Whatever the reasons, mistletoe has not been the hottest selling item among the offerings Benjamin Franklin Molock spread out recently on the sidewalk next to his pick up truck in downtown Cambridge. Mr. Molock is a local handyman who does yardwork and cuts firewood. But come December, he disappears into the Dorchester County forests where he gathers armfuls of holly and pine, which he fashions into wreathes, ropes and other pretty configurations.

He's been at this for 50 years, and he's one of the town's most familiar faces. But at age 86, Mr. Molock, who sits inside his truck smoking cigarettes and taking an occasional sip from a bottle of Pepto-Bismol while waiting for shoppers, believes that this might be his final year in the greens business. Like many Eastern Shore towns, Cambridge is changing with the influx of newcomers. Old storefronts feature art galleries, boutiques with apparel you'd never see on a waterman's wife and restaurants with imported beer on tap. There's a new energy in town. Still, when the likes of Frank Molock fade away, something of value will be lost forever.

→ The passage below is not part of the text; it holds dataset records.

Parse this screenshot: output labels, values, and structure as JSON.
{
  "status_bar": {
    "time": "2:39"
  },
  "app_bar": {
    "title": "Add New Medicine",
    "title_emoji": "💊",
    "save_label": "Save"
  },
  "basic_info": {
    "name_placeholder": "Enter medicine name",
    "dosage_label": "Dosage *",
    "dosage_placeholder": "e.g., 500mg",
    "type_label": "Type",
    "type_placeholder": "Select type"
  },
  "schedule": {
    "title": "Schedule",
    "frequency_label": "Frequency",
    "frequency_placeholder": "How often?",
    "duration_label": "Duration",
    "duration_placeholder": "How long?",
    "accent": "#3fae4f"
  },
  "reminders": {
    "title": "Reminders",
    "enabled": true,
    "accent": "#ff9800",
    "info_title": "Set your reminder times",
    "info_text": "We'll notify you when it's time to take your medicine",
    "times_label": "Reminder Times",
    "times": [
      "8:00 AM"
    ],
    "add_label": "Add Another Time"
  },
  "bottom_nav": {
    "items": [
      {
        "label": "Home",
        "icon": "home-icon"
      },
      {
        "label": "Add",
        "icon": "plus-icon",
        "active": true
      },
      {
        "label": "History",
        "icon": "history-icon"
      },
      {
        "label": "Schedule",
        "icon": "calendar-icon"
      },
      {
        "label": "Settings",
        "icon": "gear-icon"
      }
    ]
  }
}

When he was younger, Mr. Molock says, he'd scramble up a tree to fetch mistletoe. He doesn't climb much anymore and relies on friends or a long pole to knock the boughs loose. It's not hard to spot mistletoe. After the tree leaves fall in cold weather, it stands out against the background of the sky. Most of the clumps growing in Dorchester are about the size of a softball, but there are many so big that they could easily fill a bushel basket. The one method Mr. Molock never used to harvest mistletoe is by shooting it down with a shotgun. That's still the preference for most folks around Dorchester. Mistletoe is a parasite and often grows high in trees - easily 30 or 40 feet above the ground - because that's where birds deposit the seeds. A practical man, Mr. Molock says with authority that blasting away at mistletoe can knock off the berries. And you can't sell mistletoe if it doesn't have the berries.

An exception to the berry rule was a customer who only cared for the leaves. He said he boiled them in water to make a tea to help ease his rheumatism. Mr. Molock says he hasn't seen that fellow in a while.

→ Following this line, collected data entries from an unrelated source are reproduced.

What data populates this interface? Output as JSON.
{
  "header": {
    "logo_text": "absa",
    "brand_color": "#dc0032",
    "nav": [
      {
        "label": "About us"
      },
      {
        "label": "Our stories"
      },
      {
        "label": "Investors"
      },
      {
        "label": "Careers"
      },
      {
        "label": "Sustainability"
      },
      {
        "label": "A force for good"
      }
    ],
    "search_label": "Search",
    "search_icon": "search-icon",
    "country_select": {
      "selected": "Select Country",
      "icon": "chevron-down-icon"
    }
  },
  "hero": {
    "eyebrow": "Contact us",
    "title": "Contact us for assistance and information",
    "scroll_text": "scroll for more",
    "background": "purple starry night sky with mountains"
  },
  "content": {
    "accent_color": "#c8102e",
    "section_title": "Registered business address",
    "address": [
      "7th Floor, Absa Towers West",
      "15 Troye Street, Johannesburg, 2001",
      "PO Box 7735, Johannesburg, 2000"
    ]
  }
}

Requests for mistletoe may be down, but some people go out of their way to get some. Anthony Horne, who lives outside Cambridge, was roused one recent morning by a loud knocking on his door. A motorist from Pennsylvania was passing by and had spied the large clumps of mistletoe high in the tree in Mr. Horne's front yard. Could he have some? the driver inquired. Sure, Mr. Horne said, but there's no easy way to reach it. No problem, said the man, who promptly whipped out a pair of tree-climbing spikes.

At least someone's kissing under the mistletoe this holiday.